How to protect the most vulnerable?

In a nutshell, statistical inference described in this paper on attack rates, underreporting and shifting age-profiles may actually provide improved guidance for real-time decision making and adequate public health messaging.

“As recent policy discussions have been diverted by the capitulation and laziness of an epidemic management approach that would encourage younger/healthier populations to become infected, we should restate that our state-level analyses indicate that older individuals are not able to fully isolate during lockdown periods”, accentuate study authors.

Basically, this means that ‘protecting the vulnerable’ strategy is unworkable, as more endangered individuals will still necessitate essential care and contact.
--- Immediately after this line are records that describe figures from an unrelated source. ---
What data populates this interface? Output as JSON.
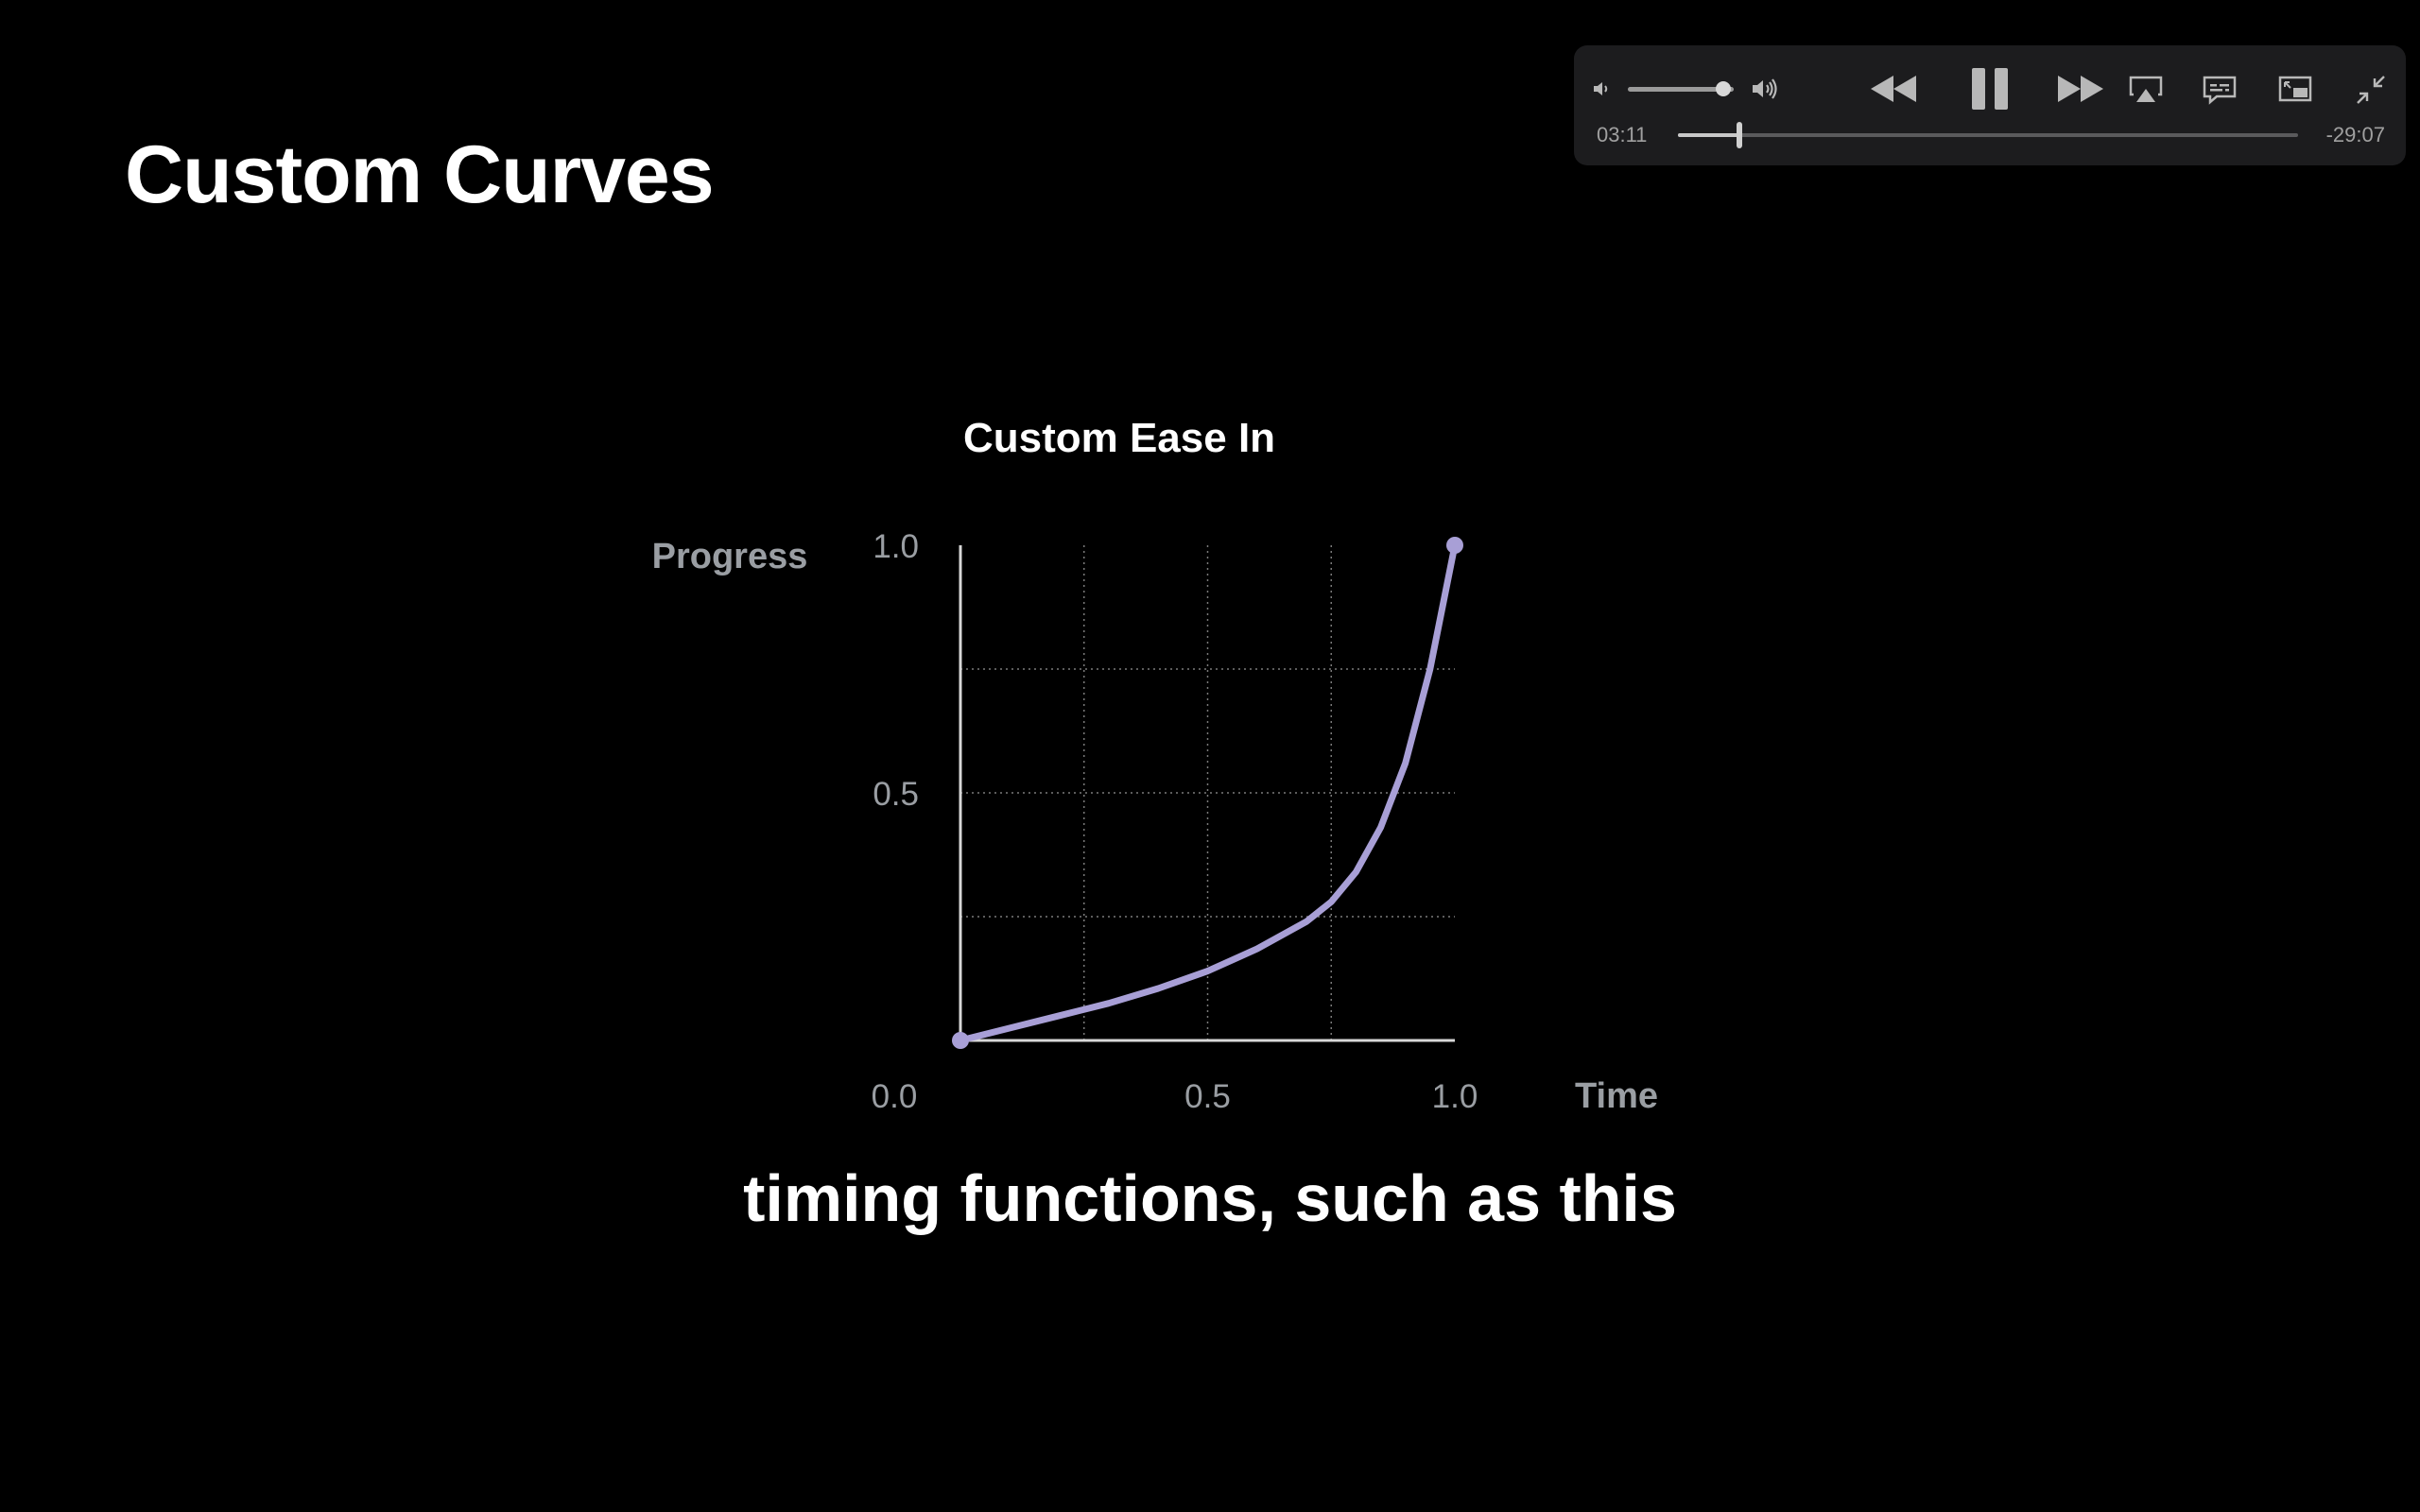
{
  "slide": {
    "title": "Custom Curves",
    "subtitle": "timing functions, such as this"
  },
  "player": {
    "elapsed": "03:11",
    "remaining": "-29:07",
    "playback_progress": 0.099,
    "volume_level": 0.9,
    "state": "playing",
    "icons": {
      "volume_low": "speaker-low-icon",
      "volume_high": "speaker-high-icon",
      "rewind": "rewind-icon",
      "pause": "pause-icon",
      "fast_forward": "fast-forward-icon",
      "airplay": "airplay-icon",
      "subtitles": "subtitles-icon",
      "pip": "picture-in-picture-icon",
      "exit_fullscreen": "exit-fullscreen-icon"
    }
  },
  "colors": {
    "background": "#000000",
    "curve": "#a89fd6",
    "axis": "#d8d8d8",
    "grid": "#7a7a7a",
    "label": "#9a9ea3",
    "title": "#ffffff"
  },
  "chart_data": {
    "type": "line",
    "title": "Custom Ease In",
    "xlabel": "Time",
    "ylabel": "Progress",
    "x_ticks": [
      "0.0",
      "0.5",
      "1.0"
    ],
    "y_ticks": [
      "1.0",
      "0.5"
    ],
    "xlim": [
      0,
      1
    ],
    "ylim": [
      0,
      1
    ],
    "grid": true,
    "grid_x": [
      0.25,
      0.5,
      0.75
    ],
    "grid_y": [
      0.25,
      0.5,
      0.75
    ],
    "series": [
      {
        "x": [
          0,
          0.1,
          0.2,
          0.3,
          0.4,
          0.5,
          0.6,
          0.7,
          0.75,
          0.8,
          0.85,
          0.9,
          0.95,
          1.0
        ],
        "y": [
          0,
          0.025,
          0.05,
          0.075,
          0.105,
          0.14,
          0.185,
          0.24,
          0.28,
          0.34,
          0.43,
          0.56,
          0.75,
          1.0
        ]
      }
    ],
    "endpoints": [
      [
        0,
        0
      ],
      [
        1,
        1
      ]
    ]
  }
}
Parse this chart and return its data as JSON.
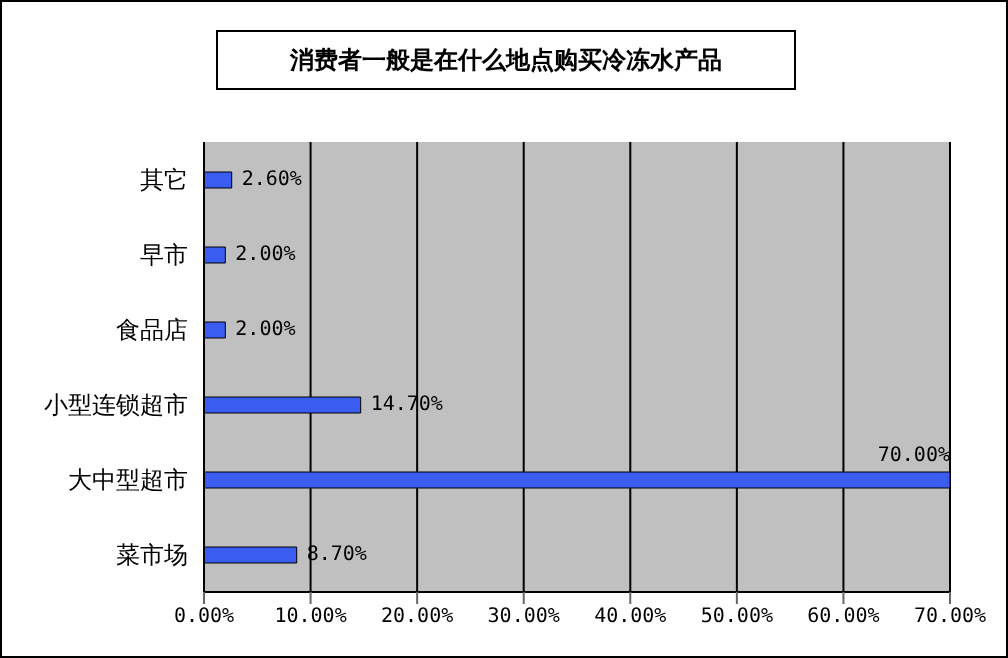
{
  "chart_data": {
    "type": "bar",
    "orientation": "horizontal",
    "title": "消费者一般是在什么地点购买冷冻水产品",
    "categories": [
      "其它",
      "早市",
      "食品店",
      "小型连锁超市",
      "大中型超市",
      "菜市场"
    ],
    "values": [
      2.6,
      2,
      2,
      14.7,
      70,
      8.7
    ],
    "value_labels": [
      "2.60%",
      "2.00%",
      "2.00%",
      "14.70%",
      "70.00%",
      "8.70%"
    ],
    "color": "#3a5cf0",
    "xlim": [
      0,
      70
    ],
    "xticks": [
      {
        "value": 0,
        "label": "0.00%"
      },
      {
        "value": 10,
        "label": "10.00%"
      },
      {
        "value": 20,
        "label": "20.00%"
      },
      {
        "value": 30,
        "label": "30.00%"
      },
      {
        "value": 40,
        "label": "40.00%"
      },
      {
        "value": 50,
        "label": "50.00%"
      },
      {
        "value": 60,
        "label": "60.00%"
      },
      {
        "value": 70,
        "label": "70.00%"
      }
    ],
    "grid": "x"
  }
}
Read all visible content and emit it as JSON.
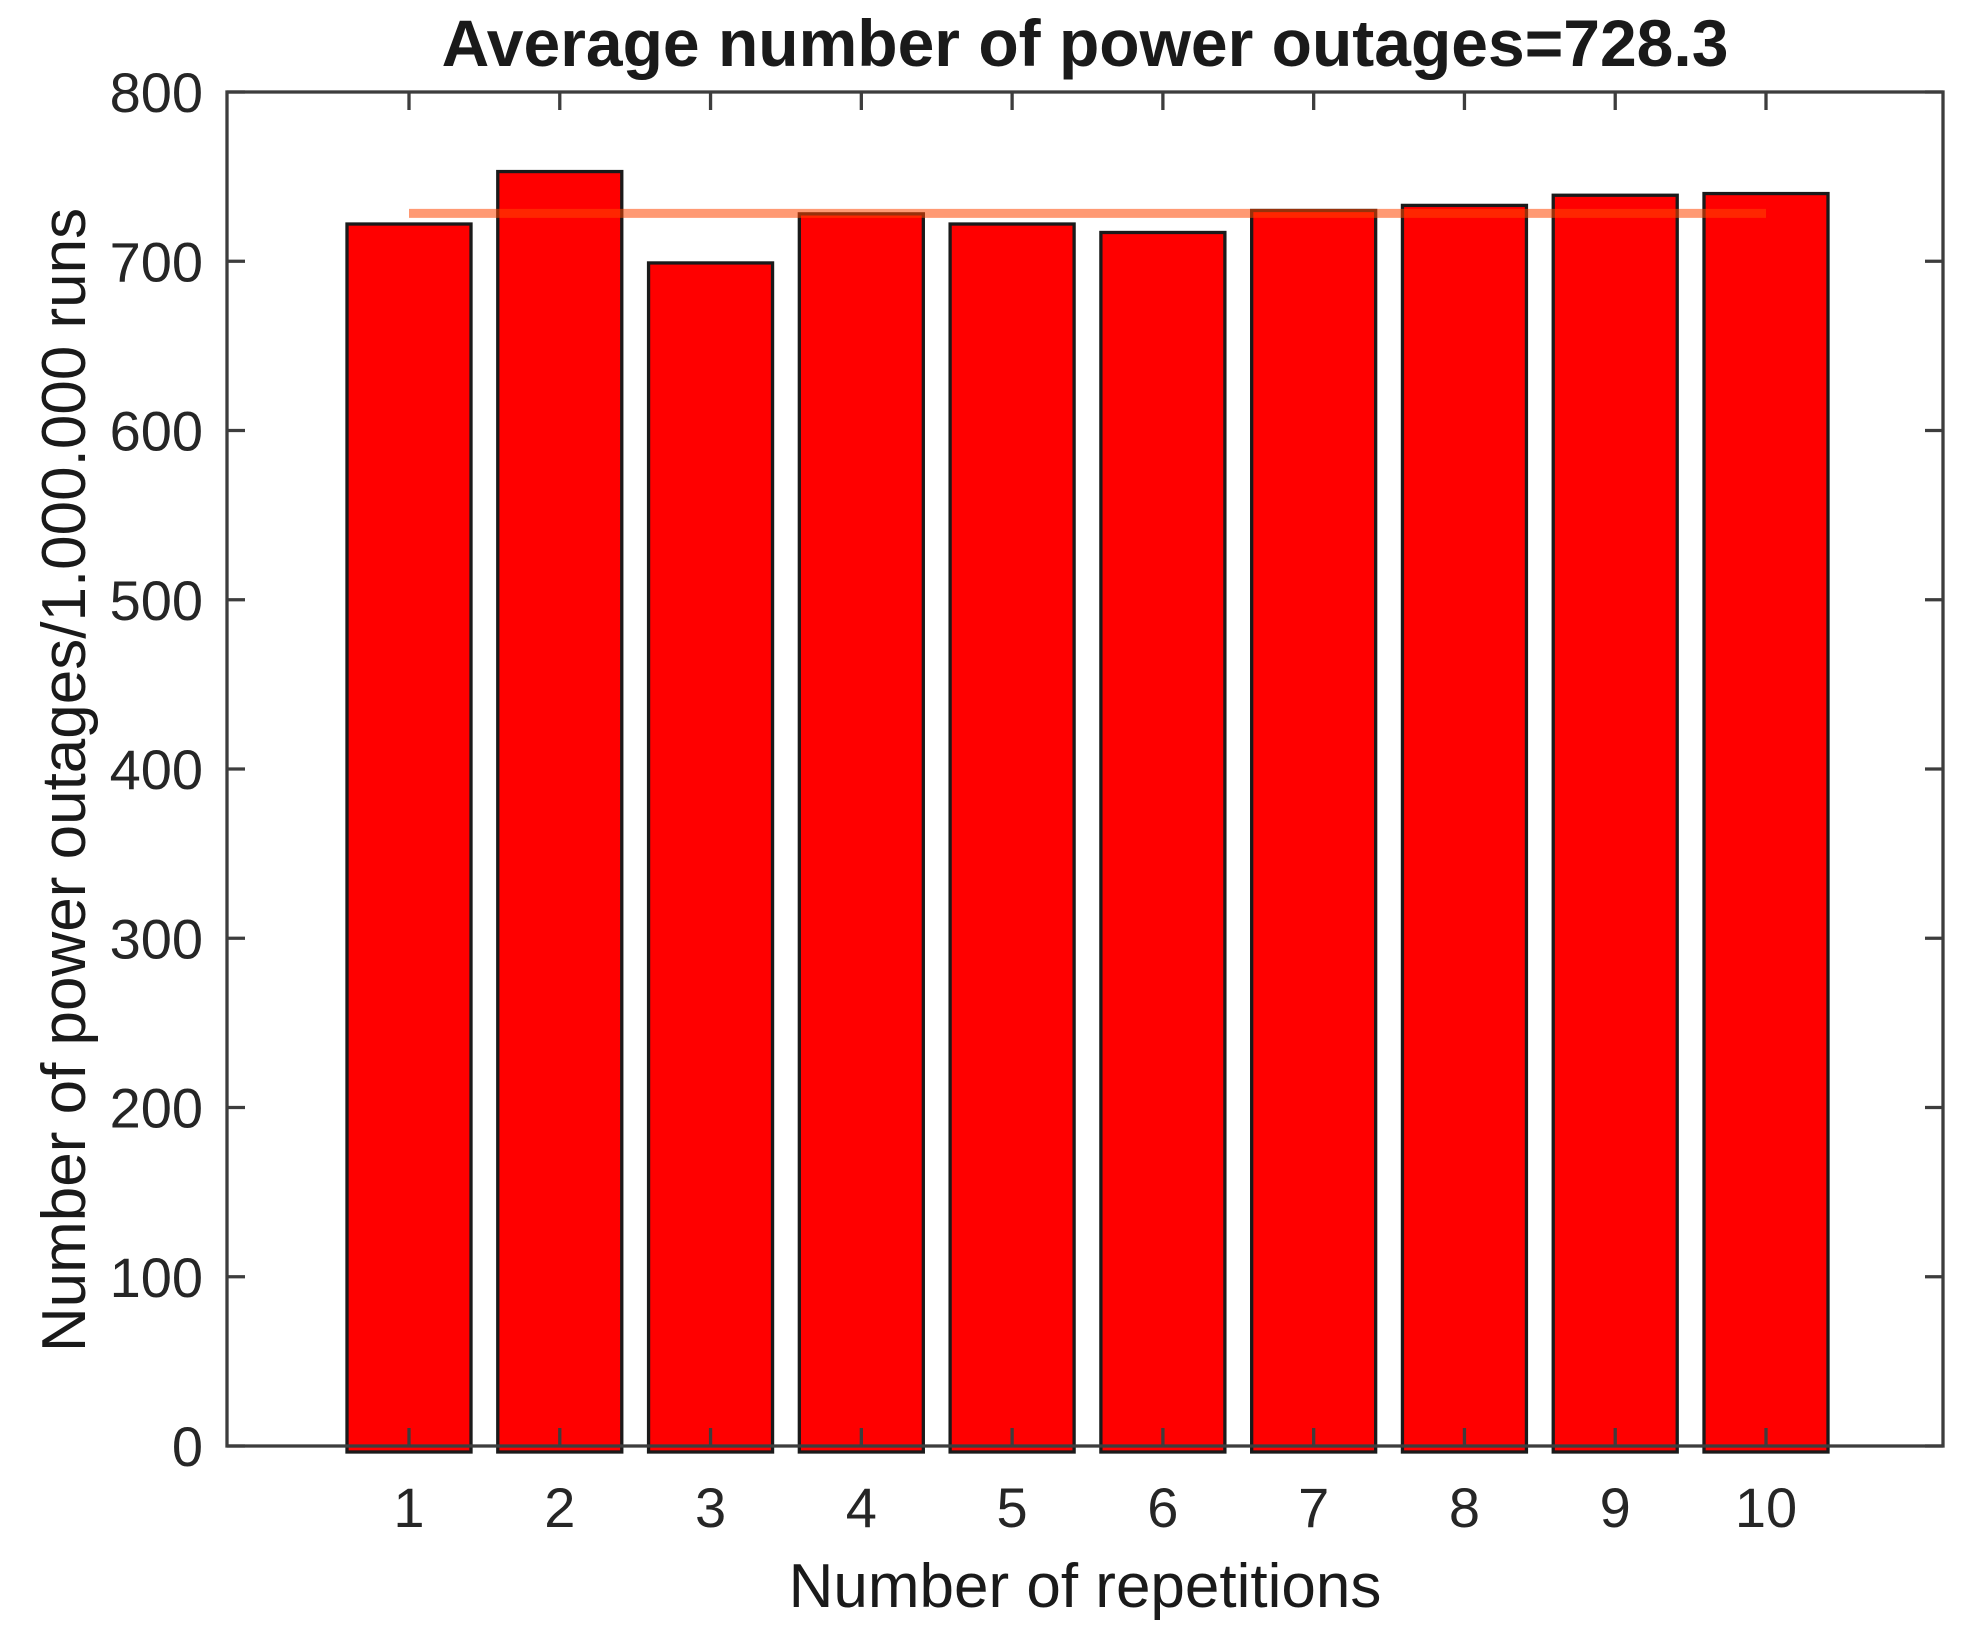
{
  "chart_data": {
    "type": "bar",
    "title": "Average number of power outages=728.3",
    "xlabel": "Number of repetitions",
    "ylabel": "Number of power outages/1.000.000 runs",
    "categories": [
      1,
      2,
      3,
      4,
      5,
      6,
      7,
      8,
      9,
      10
    ],
    "values": [
      722,
      753,
      699,
      728,
      722,
      717,
      730,
      733,
      739,
      740
    ],
    "average_value": 728.3,
    "mean_line": {
      "y_value": 728.3,
      "x_start_category": 1,
      "x_end_category": 10,
      "color": "#FF4500",
      "opacity": 0.55
    },
    "ylim": [
      0,
      800
    ],
    "yticks": [
      0,
      100,
      200,
      300,
      400,
      500,
      600,
      700,
      800
    ],
    "xticks": [
      1,
      2,
      3,
      4,
      5,
      6,
      7,
      8,
      9,
      10
    ],
    "grid": false,
    "legend": null,
    "colors": {
      "bar_fill": "#FF0000",
      "bar_edge": "#1A1A1A",
      "axis_box": "#3D3D3D",
      "tick": "#3D3D3D",
      "text": "#1A1A1A"
    }
  }
}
Thus, any policy aiming to protect just the vulnerable while granting the rest of the population to move freely would almost certainly fail at preventing viral introduction.

In conclusion, as individuals in the oldest age groups are more or less unaffected by the lockdown, the best solution to protect these (but also other) vulnerable populations is to limit the spread in the general population.

*Important Notice

medRxiv publishes preliminary scientific reports that are not peer-reviewed and, therefore, should not be regarded as conclusive, guide clinical practice/health-related behavior, or treated as established information.